One of the more important things we can do for longevity is keeping our teeth clean and keeping decay at bay. It might sound strange at first, but it is true. The harm that bacteria causes, especially in the gums, can spread to other tissues and increase inflammation throughout the body.
Some studies show a strong correlation between harmful oral bacteria and mortality rates later in life. The mouth is an easy point of entry for harmful bacteria to invade the body, so it makes sense that maintaining oral hygiene should be an essential part of your health and longevity strategy.
Inflammation has many sources, including bacterial burden, senescent cell accumulation, protein crosslinks in tissue, and dysfunctional immune responses. All of these sources unite to create what some researchers refer to as “inflammaging”, first described in 2000, which is a smoldering, chronic background of inflammation.
Inflammation plays a key role in the aging process, so the more we can reduce systemic inflammation, the better our prospects for living a healthier and longer life. The level of inflammation increases as we age, leading to increasingly poor wound healing and poor tissue repair and regeneration while encouraging the progression of age-related diseases.
Inflammaging can influence the speed of the aging process and lifespan and is linked to Alzheimer’s disease, Parkinson’s disease, ALS, MS, atherosclerosis, heart disease, age-related macular degeneration, and type 2 diabetes [4-6]. It is also linked to increased cancer risk and increases morbidity and mortality.
Preventing cavities by inhibiting bacteria
Given the nature of the mouth, which is hardly a sterile environment, even the most refined approaches to remove harmful bacteria in the past have failed. The current gold standard is a toothbrush and toothpaste, so what is different this time?

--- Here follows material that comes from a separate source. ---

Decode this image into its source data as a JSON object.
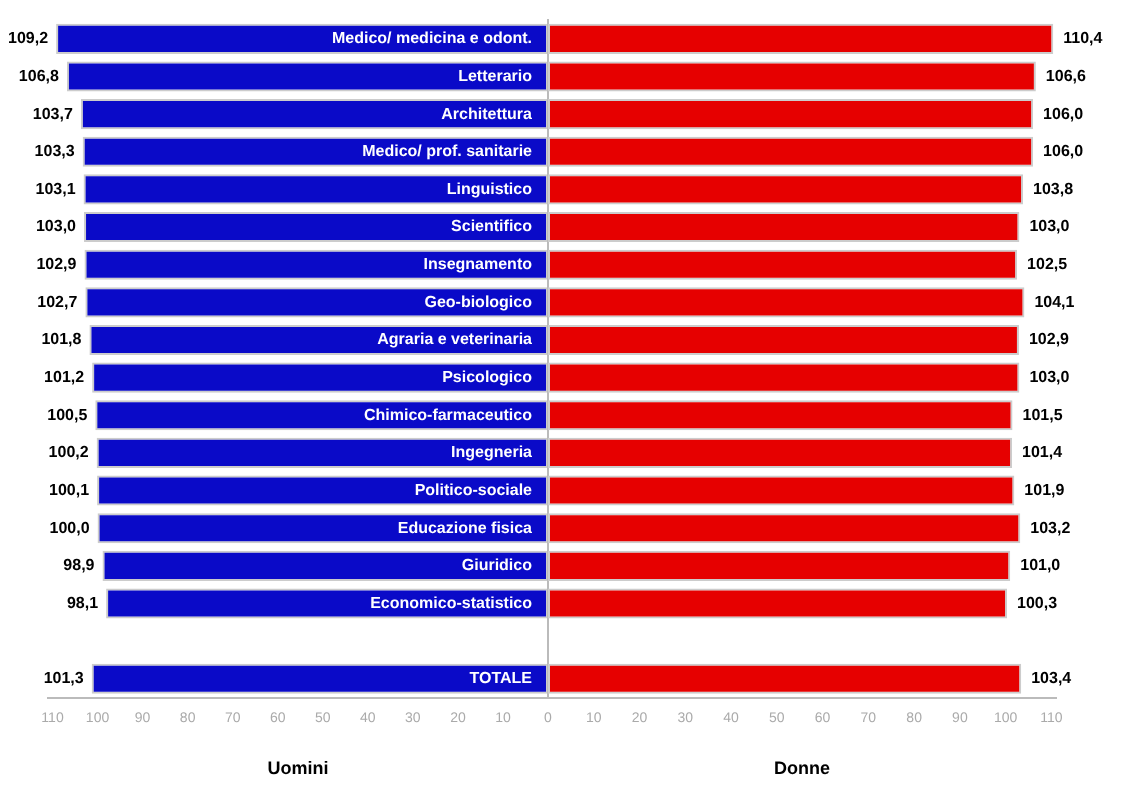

Progress in the fight against bad bacteria in the mouth has been making progress in recent years, and new research is yet another step in that direction.
Researchers have succeeded in creating a small molecule that can prevent or resist the formation of tooth cavities in preclinical testing. The molecule blocks the functioning of a key enzyme in oral bacteria to stop it from causing decay. This throws a spanner in the works, jamming the bacterial machinery responsible for making tooth cavities.

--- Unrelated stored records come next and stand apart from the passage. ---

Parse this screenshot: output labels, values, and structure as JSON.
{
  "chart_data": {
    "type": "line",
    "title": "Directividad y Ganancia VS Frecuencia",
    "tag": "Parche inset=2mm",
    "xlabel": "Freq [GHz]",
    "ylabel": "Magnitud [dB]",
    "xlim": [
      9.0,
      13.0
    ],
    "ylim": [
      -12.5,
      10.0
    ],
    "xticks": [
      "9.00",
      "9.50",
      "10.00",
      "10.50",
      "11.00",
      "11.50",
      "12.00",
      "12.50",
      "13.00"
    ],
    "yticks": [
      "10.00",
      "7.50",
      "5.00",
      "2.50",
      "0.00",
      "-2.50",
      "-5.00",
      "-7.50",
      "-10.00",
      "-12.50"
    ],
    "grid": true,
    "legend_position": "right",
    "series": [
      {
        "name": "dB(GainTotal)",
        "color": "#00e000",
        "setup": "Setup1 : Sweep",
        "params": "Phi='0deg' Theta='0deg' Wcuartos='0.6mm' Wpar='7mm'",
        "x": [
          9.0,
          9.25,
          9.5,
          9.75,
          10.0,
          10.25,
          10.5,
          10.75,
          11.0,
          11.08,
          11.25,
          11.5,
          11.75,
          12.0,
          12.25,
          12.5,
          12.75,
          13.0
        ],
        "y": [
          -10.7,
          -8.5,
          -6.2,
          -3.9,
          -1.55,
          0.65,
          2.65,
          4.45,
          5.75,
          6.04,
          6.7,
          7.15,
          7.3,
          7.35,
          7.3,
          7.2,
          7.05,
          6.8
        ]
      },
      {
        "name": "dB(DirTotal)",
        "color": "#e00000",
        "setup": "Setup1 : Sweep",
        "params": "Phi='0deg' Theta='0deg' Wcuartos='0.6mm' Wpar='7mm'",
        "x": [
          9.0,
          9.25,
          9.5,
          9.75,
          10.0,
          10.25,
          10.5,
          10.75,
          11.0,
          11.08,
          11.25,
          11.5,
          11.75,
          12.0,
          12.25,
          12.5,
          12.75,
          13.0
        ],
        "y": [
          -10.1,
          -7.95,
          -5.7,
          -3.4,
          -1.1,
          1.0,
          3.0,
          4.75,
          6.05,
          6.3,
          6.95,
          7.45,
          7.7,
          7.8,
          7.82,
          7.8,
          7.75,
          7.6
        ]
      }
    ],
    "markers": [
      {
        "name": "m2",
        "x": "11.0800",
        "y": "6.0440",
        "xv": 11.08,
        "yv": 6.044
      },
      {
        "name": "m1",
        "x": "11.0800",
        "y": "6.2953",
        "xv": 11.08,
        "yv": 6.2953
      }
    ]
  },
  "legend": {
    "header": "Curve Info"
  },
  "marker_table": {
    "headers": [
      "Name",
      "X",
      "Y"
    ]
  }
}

Exposure to the molecule causes Streptococcus mutans, the primary bacteria involved in tooth decay, to stop producing a special sticky biofilm it uses to adhere to teeth, allowing these bacteria to eat away at the enamel via production of lactic acid. The molecule appears to selectively target S. mutans and significantly reduced the formation of cavities in rats given a cavity-promoting diet.
The connection between this research and aging may not be immediately obvious, but inhibiting harmful bacteria is an interesting pathway to managing inflammation and reducing bacterial burden.

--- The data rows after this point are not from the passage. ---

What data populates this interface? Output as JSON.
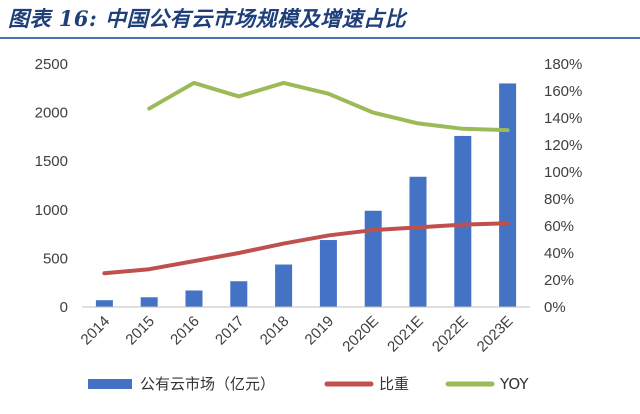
{
  "figure_title": "图表 16:  中国公有云市场规模及增速占比",
  "colors": {
    "bar": "#4472c4",
    "ratio_line": "#c0504d",
    "yoy_line": "#9bbb59",
    "title": "#1f3f7a"
  },
  "chart_data": {
    "type": "bar",
    "categories": [
      "2014",
      "2015",
      "2016",
      "2017",
      "2018",
      "2019",
      "2020E",
      "2021E",
      "2022E",
      "2023E"
    ],
    "series": [
      {
        "name": "公有云市场（亿元）",
        "type": "bar",
        "axis": "left",
        "values": [
          70,
          100,
          170,
          265,
          437,
          689,
          990,
          1340,
          1760,
          2300
        ]
      },
      {
        "name": "比重",
        "type": "line",
        "axis": "right",
        "values": [
          25,
          28,
          34,
          40,
          47,
          53,
          57,
          59,
          61,
          62
        ]
      },
      {
        "name": "YOY",
        "type": "line",
        "axis": "right",
        "values": [
          null,
          147,
          166,
          156,
          166,
          158,
          144,
          136,
          132,
          131
        ]
      }
    ],
    "y_left": {
      "min": 0,
      "max": 2500,
      "ticks": [
        "0",
        "500",
        "1000",
        "1500",
        "2000",
        "2500"
      ]
    },
    "y_right": {
      "min": 0,
      "max": 180,
      "ticks": [
        "0%",
        "20%",
        "40%",
        "60%",
        "80%",
        "100%",
        "120%",
        "140%",
        "160%",
        "180%"
      ]
    },
    "legend_position": "bottom",
    "grid": false
  }
}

However, for the time being, while this therapy is being tested and undergoing clinical trials, we will have to fall back on our old faithful toothbrushes.
 Chiu, C. J., Chang, M. L., & Taylor, A. (2016). Associations between Periodontal Microbiota and Death Rates. Scientific reports, 6.
 Franceschi, C., Bonafè, M., Valensin, S., Olivieri, F., De Luca, M., Ottaviani, E., & De Benedictis, G. (2000). Inflamm‐aging: an evolutionary perspective on immunosenescence. Annals of the New York Academy of Sciences, 908(1), 244-254.
 Xia, S., Zhang, X., Zheng, S., Khanabdali, R., Kalionis, B., Wu, J., … & Tai, X. (2016). An update on inflamm-aging: mechanisms, prevention, and treatment. Journal of immunology research, 2016.
 Giunta, B., Fernandez, F., Nikolic, W. V., Obregon, D., Rrapo, E., Town, T., & Tan, J. (2008). Inflammaging as a prodrome to Alzheimer’s disease. Journal of neuroinflammation, 5(1), 51.
 Boren, E., & Gershwin, M. E. (2004). Inflamm-aging: autoimmunity, and the immune-risk phenotype. Autoimmunity reviews, 3(5), 401-406.
 Franceschi, C., Valensin, S., Lescai, F., Olivieri, F., Licastro, F., Grimaldi, L. M. E., … & Bonafe, M. (2001). Neuroinflammation and the genetics of Alzheimer’s disease: the search for a pro-inflammatory phenotype. Aging Clinical and Experimental Research, 13(3), 163-170.
 Zhang, Q., Nijampatnam, B., Hua, Z., Nguyen, T., Zou, J., Cai, X., … & Wu, H. (2017). Structure-Based Discovery of Small Molecule Inhibitors of Cariogenic Virulence. Scientific Reports, 7.